Gesagt, getan. Renate B. reiste mit den 4. Klässlern ins Emmental, organisierte Wettbewerbe, Nachtwanderungen, einen OL und Waldspiele und die Kinder kamen mit leuchtenden Augen zurück.
In der vorletzten Schulwoche wollte sie ihrer Klasse noch einen schönen Schulabschluss ermöglichen. Es stellte sich heraus, dass die Eltern eines Schülers am See ein Stück Land besitzen. So kamen die 4. Klässler in den Genuss einer Fahrradtour mit Badespass und Übernachtung in Zelten am Bielersee.

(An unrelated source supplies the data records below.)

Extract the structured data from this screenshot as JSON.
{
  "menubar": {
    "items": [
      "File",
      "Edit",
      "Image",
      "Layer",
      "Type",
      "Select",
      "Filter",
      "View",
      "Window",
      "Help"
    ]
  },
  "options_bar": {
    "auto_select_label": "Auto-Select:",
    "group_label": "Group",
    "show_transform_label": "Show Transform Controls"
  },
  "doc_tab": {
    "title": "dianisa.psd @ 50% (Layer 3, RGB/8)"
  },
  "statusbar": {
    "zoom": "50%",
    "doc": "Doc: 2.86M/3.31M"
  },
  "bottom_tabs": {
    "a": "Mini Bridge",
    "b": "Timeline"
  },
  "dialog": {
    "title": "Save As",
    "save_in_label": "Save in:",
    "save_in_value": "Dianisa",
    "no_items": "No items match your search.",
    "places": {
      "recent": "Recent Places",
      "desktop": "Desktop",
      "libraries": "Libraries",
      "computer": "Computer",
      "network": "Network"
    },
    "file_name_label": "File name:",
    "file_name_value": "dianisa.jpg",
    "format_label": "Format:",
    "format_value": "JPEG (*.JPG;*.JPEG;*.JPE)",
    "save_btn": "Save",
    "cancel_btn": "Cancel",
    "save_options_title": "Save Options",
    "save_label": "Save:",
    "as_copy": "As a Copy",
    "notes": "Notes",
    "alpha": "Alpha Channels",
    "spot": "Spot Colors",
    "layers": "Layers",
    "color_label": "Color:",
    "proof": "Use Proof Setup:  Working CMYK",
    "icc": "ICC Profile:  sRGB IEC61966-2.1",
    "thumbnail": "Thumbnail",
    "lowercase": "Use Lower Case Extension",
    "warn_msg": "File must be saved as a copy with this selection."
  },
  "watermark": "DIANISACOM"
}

Noch nie eine Landschulwoche, ein Theater oder eine Übernachtung erlebt
Ein bekannter Bildungsforscher sagte mir kürzlich, dass seine Töchter jetzt in die 2. und 5. Klasse gingen. Die 2. Klasse habe sieben vorwiegend junge Lehrerinnen. Am Montagmorgen finden aus stundenplantechnischen Gründen zwei Sportlektionen und zwei Musiklektionen statt. Am Nachmittag bildnerische Gestalten. Die «harten» Fächer begännen am Dienstag.
Die beiden Kassenlehrerinnen haben sich die Woche so aufgeteilt, dass die erste am Dienstag und Mittwoch arbeitet und die andere am Mittwoch, Donnerstag und Freitag. Die Klassenführung haben sich die beiden geteilt. Angesprochen auf diese Unterrichtsorganisation entschuldigte sich die Schulleitung mit dem zurzeit herrschenden Lehrkräftemangel. Man habe derzeit einen Arbeitnehmermarkt. Die beiden Klassenlehrerinnen haben ein 20% und 40%-Pensum, mehr liege nicht drin. Die 11-jährige Tochter des Bildungsforschers habe noch nie eine Landschulwoche, ein Theater oder eine Übernachtung erlebt.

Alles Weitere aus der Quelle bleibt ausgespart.